Inez Moore Parker was born in 1907 in El Dorado, Ark. She graduated with a Bachelor of Arts Degree from Virginia Union University of Richmond, Va. Mrs. Parker earned a Master of Arts Degree from the University of Michigan in 1936. Her teaching career began at the Mary Potter School in Oxford, NC as an English instructor from 1933 to 1935. Later, Mrs. Parker was commissioned to chair the Mary Allen Junior College in Crockett, Texas. She served in that position for six years, providing services to the Board of National Missions of the Presbyterian Church, U.S.A. as speaker at the Presbyterian of Kansas and Nebraska and attended the annual Workers Conference that brought together workers from the black mission field. Mrs. Parker also was appointed chairman of the English Department at Knoxville College in Knoxville, Tennessee, 1942-1944. After serving in that position, she became an English professor at Johnson C. Smith University and chaired the department until her tenure in 1970. She also did advanced studies at the University of Iowa, the University of Michigan, and Columbia University.
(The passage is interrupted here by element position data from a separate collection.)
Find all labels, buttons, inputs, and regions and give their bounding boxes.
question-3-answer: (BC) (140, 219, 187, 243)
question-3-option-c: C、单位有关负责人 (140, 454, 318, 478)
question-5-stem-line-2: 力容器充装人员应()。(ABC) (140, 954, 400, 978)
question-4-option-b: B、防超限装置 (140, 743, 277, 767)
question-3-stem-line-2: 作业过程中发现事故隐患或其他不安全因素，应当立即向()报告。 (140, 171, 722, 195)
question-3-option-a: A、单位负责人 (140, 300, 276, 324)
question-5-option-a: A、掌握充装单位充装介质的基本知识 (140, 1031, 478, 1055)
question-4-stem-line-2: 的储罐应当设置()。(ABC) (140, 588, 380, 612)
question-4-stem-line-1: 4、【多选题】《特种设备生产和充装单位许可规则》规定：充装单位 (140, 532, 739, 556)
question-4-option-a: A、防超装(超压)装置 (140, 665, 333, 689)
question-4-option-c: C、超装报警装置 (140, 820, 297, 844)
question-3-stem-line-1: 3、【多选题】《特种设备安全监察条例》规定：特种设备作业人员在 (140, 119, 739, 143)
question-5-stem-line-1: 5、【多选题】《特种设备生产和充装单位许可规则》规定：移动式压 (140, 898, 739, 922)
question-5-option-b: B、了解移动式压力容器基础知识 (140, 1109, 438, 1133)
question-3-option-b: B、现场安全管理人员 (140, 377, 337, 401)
In 1975, Mrs. Parker developed the Black Culture Center on the campus of Johnson C. Smith University to preserve, collect, and save the records of Johnson C. Smith University and other documents by African Americans. She wanted to ensure that students, faculty, and the Charlotte community would not forget their heritage http://www.arriveinstyleaz.com/. Materials gathered from her research to publish her two books “The Biddle-Johnson C. Smith University Story”, and “The Rise and Decline of the Program of Education For Black Presbyterians of the United Presbyterian Church U.S. A., 1865-1970”, became the nucleus of the Black Culture Center and later the archives.
Mrs. Parker was a member of the Board of Directors of the Centennial Committee, the North Carolina Historical Society and Literary Society, Mayor John’s Belk Blue Heaven Committee and the Alpha Kappa Alpha Sorority.
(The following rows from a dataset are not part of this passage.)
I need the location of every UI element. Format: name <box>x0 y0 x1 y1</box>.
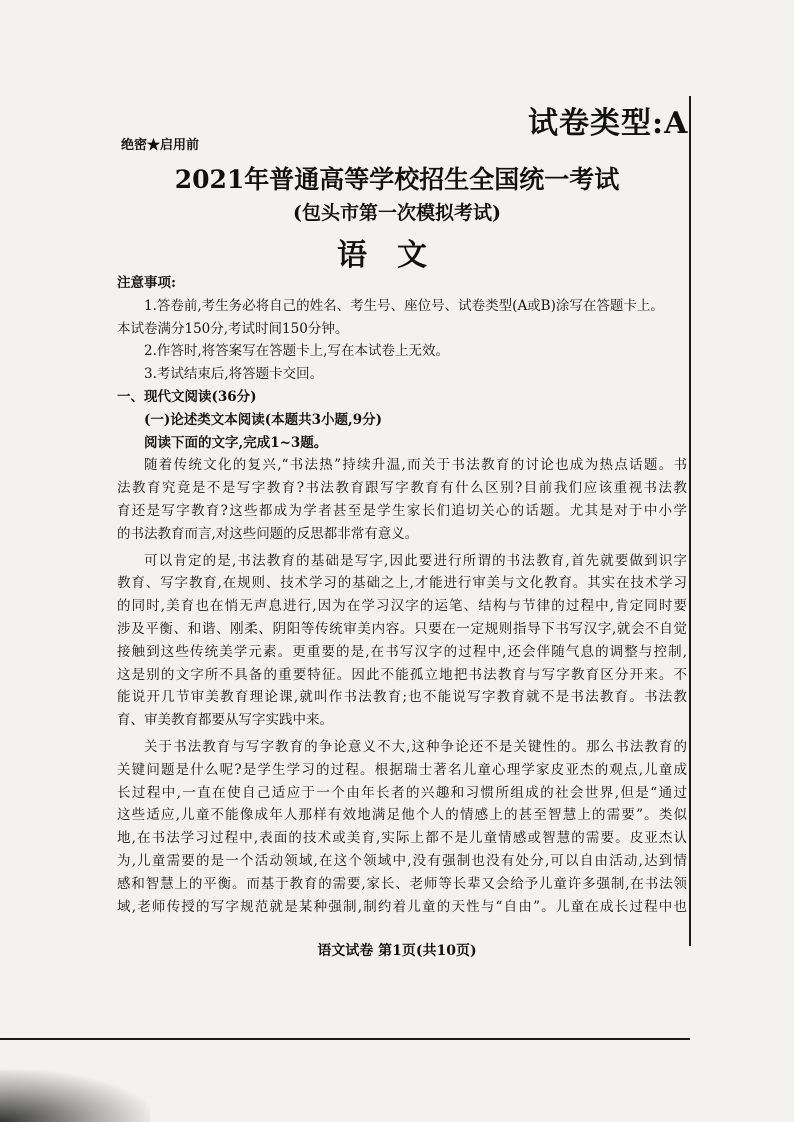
notice-item-2: 2.作答时,将答案写在答题卡上,写在本试卷上无效。 <box>144 343 449 360</box>
passage-line: 关于书法教育与写字教育的争论意义不大,这种争论还不是关键性的。那么书法教育的 <box>144 738 687 755</box>
notice-item-1-cont: 本试卷满分150分,考试时间150分钟。 <box>117 320 349 337</box>
notice-item-3: 3.考试结束后,将答题卡交回。 <box>144 366 324 383</box>
scan-shadow <box>0 1070 150 1122</box>
passage-line: 域,老师传授的写字规范就是某种强制,制约着儿童的天性与“自由”。儿童在成长过程中也 <box>117 898 687 915</box>
section-heading: 一、现代文阅读(36分) <box>117 388 257 405</box>
passage-line: 这些适应,儿童不能像成年人那样有效地满足他个人的情感上的甚至智慧上的需要”。类似 <box>117 807 687 824</box>
passage-line: 关键问题是什么呢?是学生学习的过程。根据瑞士著名儿童心理学家皮亚杰的观点,儿童成 <box>117 761 687 778</box>
confidential-mark: 绝密★启用前 <box>121 138 200 153</box>
passage-line: 随着传统文化的复兴,“书法热”持续升温,而关于书法教育的讨论也成为热点话题。书 <box>144 457 687 474</box>
passage-line: 长过程中,一直在使自己适应于一个由年长者的兴趣和习惯所组成的社会世界,但是“通过 <box>117 784 687 801</box>
paper-type-label: 试卷类型:A <box>528 106 689 141</box>
notice-item-1: 1.答卷前,考生务必将自己的姓名、考生号、座位号、试卷类型(A或B)涂写在答题卡上。 <box>144 297 664 314</box>
passage-line: 能说开几节审美教育理论课,就叫作书法教育;也不能说写字教育就不是书法教育。书法教 <box>117 689 687 706</box>
part-heading: (一)论述类文本阅读(本题共3小题,9分) <box>144 411 383 428</box>
exam-body <box>117 272 687 918</box>
passage-line: 可以肯定的是,书法教育的基础是写字,因此要进行所谓的书法教育,首先就要做到识字 <box>144 552 687 569</box>
passage-line: 法教育究竟是不是写字教育?书法教育跟写字教育有什么区别?目前我们应该重视书法教 <box>117 480 687 497</box>
passage-line: 涉及平衡、和谐、刚柔、阴阳等传统审美内容。只要在一定规则指导下书写汉字,就会不自觉 <box>117 620 687 637</box>
passage-line: 育、审美教育都要从写字实践中来。 <box>117 712 333 729</box>
passage-line: 的同时,美育也在悄无声息进行,因为在学习汉字的运笔、结构与节律的过程中,肯定同时要 <box>117 598 687 615</box>
passage-line: 地,在书法学习过程中,表面的技术或美育,实际上都不是儿童情感或智慧的需要。皮亚杰认 <box>117 830 687 847</box>
page-footer: 语文试卷 第1页(共10页) <box>317 943 477 959</box>
bottom-rule <box>0 1038 690 1040</box>
reading-instruction: 阅读下面的文字,完成1~3题。 <box>144 434 328 451</box>
exam-title: 2021年普通高等学校招生全国统一考试 <box>174 165 620 194</box>
passage-line: 育还是写字教育?这些都成为学者甚至是学生家长们追切关心的话题。尤其是对于中小学 <box>117 502 687 519</box>
passage-line: 教育、写字教育,在规则、技术学习的基础之上,才能进行审美与文化教育。其实在技术学习 <box>117 575 687 592</box>
passage-line: 感和智慧上的平衡。而基于教育的需要,家长、老师等长辈又会给予儿童许多强制,在书法领 <box>117 875 687 892</box>
passage-line: 接触到这些传统美学元素。更重要的是,在书写汉字的过程中,还会伴随气息的调整与控制, <box>117 643 687 660</box>
passage-paragraph-1 <box>117 454 687 545</box>
passage-line: 的书法教育而言,对这些问题的反思都非常有意义。 <box>117 525 419 542</box>
passage-paragraph-3 <box>117 736 687 918</box>
exam-subtitle: (包头市第一次模拟考试) <box>293 202 501 224</box>
subject-title: 语文 <box>337 238 457 273</box>
notice-heading: 注意事项: <box>117 275 176 291</box>
passage-line: 这是别的文字所不具备的重要特征。因此不能孤立地把书法教育与写字教育区分开来。不 <box>117 666 687 683</box>
passage-paragraph-2 <box>117 550 687 732</box>
passage-line: 为,儿童需要的是一个活动领域,在这个领域中,没有强制也没有处分,可以自由活动,达到情 <box>117 852 687 869</box>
Mrs. Parker died in 1984 leaving a legacy of devotion, a passion for education, and a firm determination to uplift the Black race. She had one daughter, Amelia Parker, who was an active Civil Rights activist in Greensboro, NC and New York. Amelia passed away in 2020.
“It is good for us as a people to know our background, to know
where we came from and where we’re about to go.”